I picked up an old Cycles Gitane tandem out of the classifieds for $400 in February '99. It is a French bike, and I think it was built in the early '70s. It is a touring bike, with 27" wheels, drop bars and triple chainwheels.
There is another identical Gitane tandem in Melbourne - we bumped into the owner the first time we rode our tandem on Critical Mass. Even though both bikes have been modified extensively over the years, it was interesting to see some of what was and wasn't original on them.
The bike has a short wheelbase for a tandem. As well as having short rider "compartments", there is an S-bend in the rear seat tube to roughly fit the shape of the wheel, allowing short chain and seat stays.
Assumedly because of the short chain stays, the main drive chain runs to the front bottom bracket (the timing chain is on the left hand side of the bike, and there is an idler pulley on the slack side of the drive chain, near the rear bottom bracket). This avoids any problems due to chain flex when running in extreme cross-chained gears.
Unfortunately, the chain is too short to run in big-big anyway, and the deraileur cages aren't long enough to run in small-small without lots of rubbing and a loose chain.
Gearing is 3x6 (was 3x5 until the screw-on freewheel cluster died), operated by Simplex (French) friction levers on the down tube. A Simplex rear deraileur does the work at the back. The front deraileur was a Shimano FE, whatever that is. It is now an older model Shimano Exage LX-400, which apparently has a longer cage than most front derailers, allowing it to handle our 28-42-53 chainrings. I have no idea what was original, as the sister bike had been heavily modified in this department: he had converted it to shift at the rear crankset, with a freewheel ratchet in the crankset to allow for a lazy "passenger". His timing chain is also on the right, taking up one of the 3 chainrings - thus he has only 2x5(?) gears).

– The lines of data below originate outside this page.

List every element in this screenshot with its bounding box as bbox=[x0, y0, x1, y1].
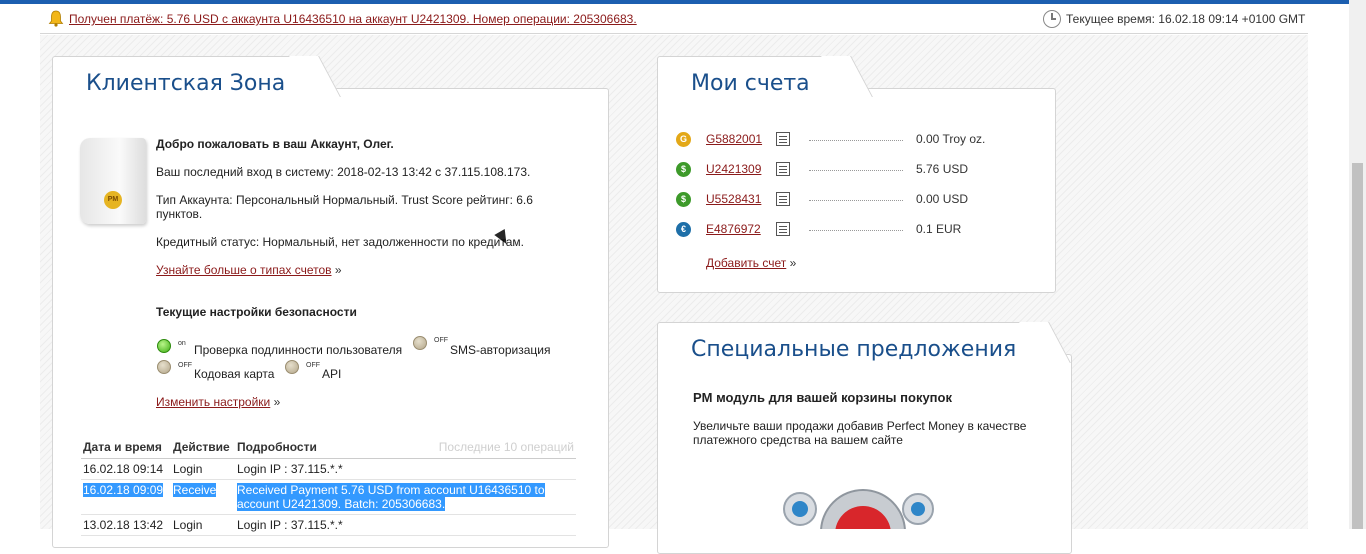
pm-logo-icon: PM bbox=[104, 191, 122, 209]
account-balance: 5.76 USD bbox=[916, 162, 969, 176]
table-row[interactable]: 13.02.18 13:42 Login Login IP : 37.115.*… bbox=[81, 514, 576, 536]
raquo: » bbox=[334, 263, 342, 277]
row-details: Login IP : 37.115.*.* bbox=[235, 514, 576, 536]
notification-bar: Получен платёж: 5.76 USD с аккаунта U164… bbox=[40, 4, 1308, 34]
shopping-cart-module-illustration bbox=[783, 489, 934, 529]
table-row[interactable]: 16.02.18 09:09 Receive Received Payment … bbox=[81, 479, 576, 515]
clock-icon bbox=[1043, 10, 1061, 28]
security-state-label: OFF bbox=[306, 362, 320, 369]
dotted-leader bbox=[809, 140, 903, 141]
security-item-sms[interactable]: SMS-авторизация bbox=[450, 343, 550, 357]
bell-icon bbox=[48, 10, 64, 27]
row-action: Login bbox=[171, 458, 235, 480]
row-details: Login IP : 37.115.*.* bbox=[235, 458, 576, 480]
security-off-indicator-icon bbox=[157, 360, 171, 374]
wallet-image bbox=[80, 138, 146, 224]
usd-coin-icon: $ bbox=[676, 192, 691, 207]
security-state-label: on bbox=[178, 340, 186, 347]
security-off-indicator-icon bbox=[413, 336, 427, 350]
last-login-text: Ваш последний вход в систему: 2018-02-13… bbox=[156, 165, 531, 179]
account-link[interactable]: U5528431 bbox=[706, 192, 761, 206]
add-account-row: Добавить счет » bbox=[706, 256, 796, 270]
row-date: 16.02.18 09:14 bbox=[81, 458, 171, 480]
column-header-date: Дата и время bbox=[81, 438, 171, 459]
row-details: Received Payment 5.76 USD from account U… bbox=[235, 479, 576, 515]
offer-description: Увеличьте ваши продажи добавив Perfect M… bbox=[693, 419, 1027, 447]
learn-more-row: Узнайте больше о типах счетов » bbox=[156, 263, 342, 277]
offers-title: Специальные предложения bbox=[691, 337, 1017, 362]
security-item-code-card[interactable]: Кодовая карта bbox=[194, 367, 274, 381]
row-date: 13.02.18 13:42 bbox=[81, 514, 171, 536]
dotted-leader bbox=[809, 200, 903, 201]
account-link[interactable]: G5882001 bbox=[706, 132, 762, 146]
raquo: » bbox=[273, 395, 281, 409]
statement-icon[interactable] bbox=[776, 162, 790, 176]
client-zone-title: Клиентская Зона bbox=[86, 71, 286, 96]
row-action: Receive bbox=[171, 479, 235, 515]
row-details-text: Received Payment 5.76 USD from account U… bbox=[237, 483, 545, 511]
learn-more-link[interactable]: Узнайте больше о типах счетов bbox=[156, 263, 332, 277]
column-header-action: Действие bbox=[171, 438, 235, 459]
column-header-details: Подробности bbox=[235, 438, 395, 459]
security-on-indicator-icon bbox=[157, 339, 171, 353]
account-row: $ U2421309 5.76 USD bbox=[676, 162, 1016, 182]
scrollbar-thumb[interactable] bbox=[1352, 163, 1363, 529]
table-header-row: Дата и время Действие Подробности Послед… bbox=[81, 438, 576, 459]
security-state-label: OFF bbox=[434, 337, 448, 344]
operations-table: Дата и время Действие Подробности Послед… bbox=[81, 438, 576, 536]
dotted-leader bbox=[809, 230, 903, 231]
raquo: » bbox=[789, 256, 797, 270]
security-item-user-auth[interactable]: Проверка подлинности пользователя bbox=[194, 343, 402, 357]
current-time: Текущее время: 16.02.18 09:14 +0100 GMT bbox=[1066, 12, 1306, 26]
row-date: 16.02.18 09:09 bbox=[81, 479, 171, 515]
statement-icon[interactable] bbox=[776, 222, 790, 236]
account-link[interactable]: E4876972 bbox=[706, 222, 761, 236]
account-balance: 0.00 USD bbox=[916, 192, 969, 206]
last-ops-label[interactable]: Последние 10 операций bbox=[395, 438, 576, 459]
account-balance: 0.00 Troy oz. bbox=[916, 132, 986, 146]
account-row: € E4876972 0.1 EUR bbox=[676, 222, 1016, 242]
welcome-text: Добро пожаловать в ваш Аккаунт, Олег. bbox=[156, 137, 394, 151]
eur-coin-icon: € bbox=[676, 222, 691, 237]
change-settings-link[interactable]: Изменить настройки bbox=[156, 395, 270, 409]
security-heading: Текущие настройки безопасности bbox=[156, 305, 357, 319]
payment-notice-link[interactable]: Получен платёж: 5.76 USD с аккаунта U164… bbox=[69, 12, 637, 26]
usd-coin-icon: $ bbox=[676, 162, 691, 177]
statement-icon[interactable] bbox=[776, 132, 790, 146]
row-action-text: Receive bbox=[173, 483, 217, 497]
statement-icon[interactable] bbox=[776, 192, 790, 206]
row-date-text: 16.02.18 09:09 bbox=[83, 483, 164, 497]
security-state-label: OFF bbox=[178, 362, 192, 369]
account-row: $ U5528431 0.00 USD bbox=[676, 192, 1016, 212]
security-off-indicator-icon bbox=[285, 360, 299, 374]
offer-heading: PM модуль для вашей корзины покупок bbox=[693, 390, 952, 405]
accounts-title: Мои счета bbox=[691, 71, 810, 96]
row-action: Login bbox=[171, 514, 235, 536]
add-account-link[interactable]: Добавить счет bbox=[706, 256, 786, 270]
account-type-text: Тип Аккаунта: Персональный Нормальный. T… bbox=[156, 193, 533, 221]
security-item-api[interactable]: API bbox=[322, 367, 341, 381]
table-row[interactable]: 16.02.18 09:14 Login Login IP : 37.115.*… bbox=[81, 458, 576, 480]
dotted-leader bbox=[809, 170, 903, 171]
account-row: G G5882001 0.00 Troy oz. bbox=[676, 132, 1016, 152]
change-settings-row: Изменить настройки » bbox=[156, 395, 280, 409]
gold-coin-icon: G bbox=[676, 132, 691, 147]
account-balance: 0.1 EUR bbox=[916, 222, 962, 236]
account-link[interactable]: U2421309 bbox=[706, 162, 761, 176]
credit-status-text: Кредитный статус: Нормальный, нет задолж… bbox=[156, 235, 524, 249]
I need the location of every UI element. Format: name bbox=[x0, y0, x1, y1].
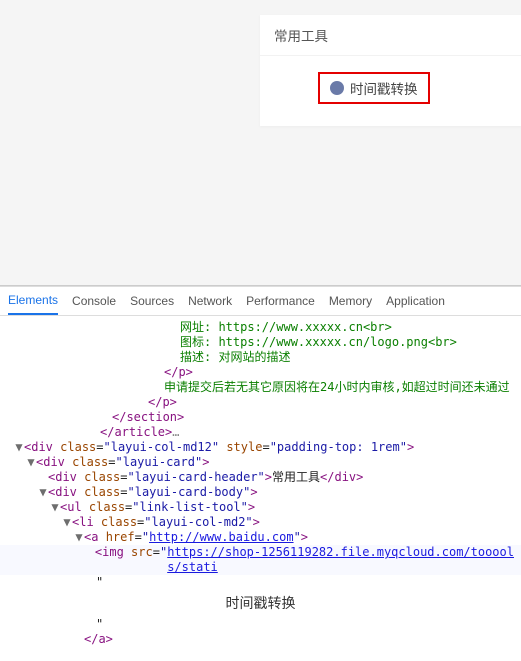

The crankset has the name "super maxy" forged into the arms, which I understand to be a Sugino series from the era. It is a proper tandem set and made of aluminium alloy, but is pretty old and/or cheap. The front left (i.e. triple) crank has a 3-arm spider, making it difficult to source a replacement for the granny ring, which is a bit bent. I will probably eventually have to replace this crank with something more modern. The timing chainrings are fairly small (32t?) and are merely pressed onto their respective cranks.
The bike came with a 27" wheel (steel Japanese rim) on the front, and a 700c (steel French rim) on the back. Each wheel had 40 spokes. The fork is not original, so I expect neither was the front wheel.
The rear hub is an 40-hole Atom (French) tandem hub, with a drum brake. I found a pair of 40-hole 27" Mavic Module-4 alloy rims cheap, and built one onto the Atom hub with DT 14g stainless spokes (the old steel rim was beyond truing). Since 40 hole rims are a scarce resource, I have saved the other Mavic for a spare rear rim.
I built the new rim onto the Atom hub because, although the hub brake is rather ineffectual, it is handy to have. At the time, I was also keen to stay with genuine equipment as much as possible. I've since thought more about it...the bike isn't really good enough, or genuine enough, to have any historic value, and it is undeniable that modern equipment is superior to old. At the moment the drum brake is operated by the Rear Admiral (stoker).
The front hub was nothing special, so I was not bothered about saving it. I picked up a second hand 36-hole STX mountain bike hub. If the bike had been considerd solid enough to ride with 40 plated spokes on the rear, I figured I could build a strong enough wheel, with 36 DT stainless spokes and a stronger hub, for the front. Finding a 36 hole 27" rim turned out to be just as difficult an excercise as finding 40 hole rims had been. I eventually found a Velocity Twin Hollow, and built it on to the STX hub. The old front wheel is still intact, so we now have a spare (even if it does have dents in the braking surfaces).
We roll on Michelin World Tour 27x1¼" touring tyres. They're holding up pretty well after several hundred kilometers.
The front rim brakes were cheap and nasty low-profile (i.e. modern) centre-pull cantilevers. Rear rim brakes were very early Mafac (French) centre-pull cantilevers (high-profile type). I assume the Mafacs were original equipment. The sister bike had the same rear cantilever brake bosses, which suggests that they were original - this gives the best clue as to the bike's age. We also have a rear drum brake, which is part of the Atom hub.
After using a set of Shimano Alivio centre-pull cantilever brakes for a while, we are now equipped with Shimano LX V-brakes front and rear.
Along with the brakes, we use LX V-brake levers. This only became possible by losing the drop-bars in favour of flat bars. I've never been a fan of drops anyway. The original levers were rather old Dia-Compe, which may or may not have been original. One of them is modified to take 2 cables, so that the pilot can control all 3 brakes. I put a spare brake lever (originally off my old MTB, which became a single-speed shopping bike) on the rear bars and connected it to the drum brake, so that the navigator can drag it on downhills if she thinks we are going too fast.